Muito se fala em cinema autoral e pessoal, mas poucos são
aqueles cineastas que conseguem gerar uma obra de marca tão indelével e
particular quanto o diretor Philippe Garrel logrou em “Já não ouço a guitarra”
(1991). Trata-se de uma produção ficcional, mas o próprio Garrel revela que o
roteiro é bastante inspirado em fatos de sua vida amorosa com a cantora e
modelo alemã Nico, que além de uma expressiva discografia solo também teve
participação antológica no fundamental primeiro disco do Velvet Underground.

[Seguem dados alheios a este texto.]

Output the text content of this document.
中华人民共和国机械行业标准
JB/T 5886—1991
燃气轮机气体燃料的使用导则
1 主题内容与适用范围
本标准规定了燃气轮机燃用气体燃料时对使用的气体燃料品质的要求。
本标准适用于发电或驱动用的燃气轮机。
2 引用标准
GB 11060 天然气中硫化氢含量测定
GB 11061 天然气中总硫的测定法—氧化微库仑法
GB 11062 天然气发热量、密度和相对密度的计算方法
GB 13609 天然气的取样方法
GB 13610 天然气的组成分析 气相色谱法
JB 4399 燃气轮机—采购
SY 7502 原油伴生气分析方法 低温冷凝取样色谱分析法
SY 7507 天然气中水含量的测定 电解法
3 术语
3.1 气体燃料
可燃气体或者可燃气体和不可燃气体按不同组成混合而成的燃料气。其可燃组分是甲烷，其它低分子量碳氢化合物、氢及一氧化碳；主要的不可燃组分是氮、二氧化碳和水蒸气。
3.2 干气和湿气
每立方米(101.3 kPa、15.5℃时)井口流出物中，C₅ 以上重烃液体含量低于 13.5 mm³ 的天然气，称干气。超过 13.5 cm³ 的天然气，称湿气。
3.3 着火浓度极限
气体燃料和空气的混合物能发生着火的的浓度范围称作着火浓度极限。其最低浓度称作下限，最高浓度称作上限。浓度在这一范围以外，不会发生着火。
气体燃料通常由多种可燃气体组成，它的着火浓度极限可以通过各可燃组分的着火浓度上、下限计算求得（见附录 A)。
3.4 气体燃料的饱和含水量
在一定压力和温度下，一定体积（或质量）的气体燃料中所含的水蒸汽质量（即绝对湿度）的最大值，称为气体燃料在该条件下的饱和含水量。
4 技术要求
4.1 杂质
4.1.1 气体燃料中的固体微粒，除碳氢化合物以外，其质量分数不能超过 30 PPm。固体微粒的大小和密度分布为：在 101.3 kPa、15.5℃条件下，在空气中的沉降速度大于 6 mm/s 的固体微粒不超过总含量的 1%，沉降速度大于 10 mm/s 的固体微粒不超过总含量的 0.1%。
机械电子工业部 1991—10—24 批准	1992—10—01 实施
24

Nesse sentido, é fascinante como um aspecto intimista da vida de Garrel, e que
ele aborda de forma bastante visceral, ganha uma dimensão universal no sentido
que seu drama amoroso ganha ressonância no imaginário coletivo (afinal, Nico representa
um capítulo relevante na história cultural dos últimos 50 anos). Nesse sentido,
a habitual estética de Garrel, aqui num de seus momentos de apuro mais elevado,
é o veículo mais que ideal para abarcar o seu relato emocional e amargo de um
relacionamento que se desintegra. Como entre outras obras do cineasta, sua
narrativa não é detalhista . A trama se divide em momentos cujo espaçamento de
tempo é aleatório – tanto podem se passar algumas horas entre eles quanto
semanas, meses, anos... Em cada um desses trechos, o enfoque é no estado anímico
dos personagens e não no contexto histórico deles. Essa sensação de elipses
temporais é desconcertante, mas também é muito verdadeiro em termos de construção
das situações e personagens. Nessa formatação, não interessa se falar em final
feliz ou não para os indivíduos. O que o espectador vê é apenas uma fração das suas
vidas, sendo que a conclusão em aberto de “Já não ouça a guitarra” ganha uma
conotação de brutal coerência formal e temática.